Obschon sie als Dame gilt, sorgt Margrethe durchaus auch für Entsetzen: In einer Neujahrsansprache kramt sie aus einer Schublade ein zusammengeknülltes Nastüechli hervor und schnäuzt lauthals vor laufender Kamera. Sie ist Namensgeberin der Margrethe-Rührschüssel – ein Designklassiker. Ihr Onkel Sigvard Bernadotte verpasste dem von Jacob Jensen entworfenen Küchenutensil 1950 den Namen der Nichte.
Im Buch «Unterwegs» von 2021 gibt Margrethe Privates aus der Zeit vor ihrer Krönung preis. Sie hasste Pausenbrote und Mathe. «Heiliger Strohsack, war das langweilig», urteilt sie über ihr Jurastudium. Voller Zärtlichkeit dagegen erzählt sie, wie sie in einem Londoner Nachtklub ihren Mann, den französischen Diplomaten Henri de Monpezat, kennenlernte. «Sie spielten Sinatras ‹Strangers in the Night›, da machte es BANG!»
Margrethe wäre lieber Archäologin statt Königin
Sie wäre lieber Archäologin statt Königin geworden. In Cambridge studiert sie Anfang der 1960er-Jahre zeitweise Prähistorische Archäologie, hilft ihrem Grossvater mütterlicherseits, Schwedens König Gustaf VI. Adolf, in Etrurien sogar bei dessen Ausgrabungen. Obwohl sie also nicht ihren Traumjob ausübt, nimmt sie ihre Verantwortung als Königin sehr ernst. In einem Interview erklärte sie einmal, sie bleibe Königin, «bis ich vom Stock falle».
«Ich bin definitiv nicht die beste Grossmutter der Welt»

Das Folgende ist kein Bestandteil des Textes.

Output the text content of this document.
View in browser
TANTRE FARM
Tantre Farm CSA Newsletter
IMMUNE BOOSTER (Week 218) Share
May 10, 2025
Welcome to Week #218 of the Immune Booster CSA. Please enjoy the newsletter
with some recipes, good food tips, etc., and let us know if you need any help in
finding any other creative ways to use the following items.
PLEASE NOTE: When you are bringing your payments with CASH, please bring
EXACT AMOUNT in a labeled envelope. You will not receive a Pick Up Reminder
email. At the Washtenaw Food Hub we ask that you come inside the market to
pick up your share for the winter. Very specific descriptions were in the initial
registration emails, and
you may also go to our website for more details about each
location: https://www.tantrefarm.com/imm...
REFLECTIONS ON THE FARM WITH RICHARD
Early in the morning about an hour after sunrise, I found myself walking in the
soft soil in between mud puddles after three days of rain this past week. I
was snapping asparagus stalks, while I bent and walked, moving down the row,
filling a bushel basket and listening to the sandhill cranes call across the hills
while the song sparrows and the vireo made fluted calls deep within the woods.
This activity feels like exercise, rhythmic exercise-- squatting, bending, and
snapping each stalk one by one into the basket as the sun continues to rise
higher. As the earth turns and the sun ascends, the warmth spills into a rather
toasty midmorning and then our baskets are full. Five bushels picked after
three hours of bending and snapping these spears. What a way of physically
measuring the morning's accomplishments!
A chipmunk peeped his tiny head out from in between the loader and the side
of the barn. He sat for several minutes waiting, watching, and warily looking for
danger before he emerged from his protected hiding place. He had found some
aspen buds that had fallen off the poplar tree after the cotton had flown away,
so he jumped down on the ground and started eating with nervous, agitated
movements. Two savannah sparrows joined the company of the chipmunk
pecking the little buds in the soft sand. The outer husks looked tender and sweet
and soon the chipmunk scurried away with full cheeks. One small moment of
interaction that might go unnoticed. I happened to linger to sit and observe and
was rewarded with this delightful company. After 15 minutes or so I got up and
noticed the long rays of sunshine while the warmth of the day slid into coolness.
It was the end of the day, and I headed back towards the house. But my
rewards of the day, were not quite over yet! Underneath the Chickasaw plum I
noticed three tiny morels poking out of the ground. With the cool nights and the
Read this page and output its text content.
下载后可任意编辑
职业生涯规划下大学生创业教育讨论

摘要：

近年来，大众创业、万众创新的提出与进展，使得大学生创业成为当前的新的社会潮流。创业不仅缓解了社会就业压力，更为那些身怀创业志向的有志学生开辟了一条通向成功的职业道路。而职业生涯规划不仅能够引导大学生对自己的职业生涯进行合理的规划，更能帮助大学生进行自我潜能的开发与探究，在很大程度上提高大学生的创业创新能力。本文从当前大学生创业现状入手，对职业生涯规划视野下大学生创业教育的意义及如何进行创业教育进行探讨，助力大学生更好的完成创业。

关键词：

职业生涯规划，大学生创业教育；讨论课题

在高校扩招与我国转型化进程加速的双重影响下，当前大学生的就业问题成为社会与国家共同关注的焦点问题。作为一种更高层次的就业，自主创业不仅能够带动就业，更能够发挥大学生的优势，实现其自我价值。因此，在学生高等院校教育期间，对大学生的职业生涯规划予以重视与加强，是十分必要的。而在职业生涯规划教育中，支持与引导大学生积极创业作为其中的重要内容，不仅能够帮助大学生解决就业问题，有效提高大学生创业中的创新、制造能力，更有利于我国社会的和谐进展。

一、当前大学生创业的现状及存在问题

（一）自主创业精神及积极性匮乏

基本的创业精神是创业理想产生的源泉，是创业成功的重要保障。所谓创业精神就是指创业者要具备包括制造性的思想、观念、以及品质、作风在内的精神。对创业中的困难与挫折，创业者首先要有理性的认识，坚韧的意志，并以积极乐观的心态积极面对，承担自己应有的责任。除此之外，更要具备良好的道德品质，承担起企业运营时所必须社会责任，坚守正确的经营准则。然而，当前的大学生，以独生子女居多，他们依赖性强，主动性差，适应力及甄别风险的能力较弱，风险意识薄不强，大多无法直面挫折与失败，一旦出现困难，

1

Dass sie die Reaktion ihrer Familie auf den Titelentzug vier ihrer acht Enkel unterschätzt habe, dafür entschuldigt sich die Königin. Sie machte schon früher keinen Hehl daraus, unvollkommen zu sein. Als Mutter sei sie ungeduldig und «definitiv nicht die beste Grossmutter der Welt». Mit ihrem Jüngsten, Prinz Joachim, hat sie sich über den Titelentzug von dessen Kindern ausgesprochen. Der Rauch auf Schloss Amalienborg sollte sich bald verziehen. Zumal Margrethe versichert, «dass meine Kinder, Schwiegertöchter und Enkelkinder meine grosse Freude und mein ganzer Stolz sind».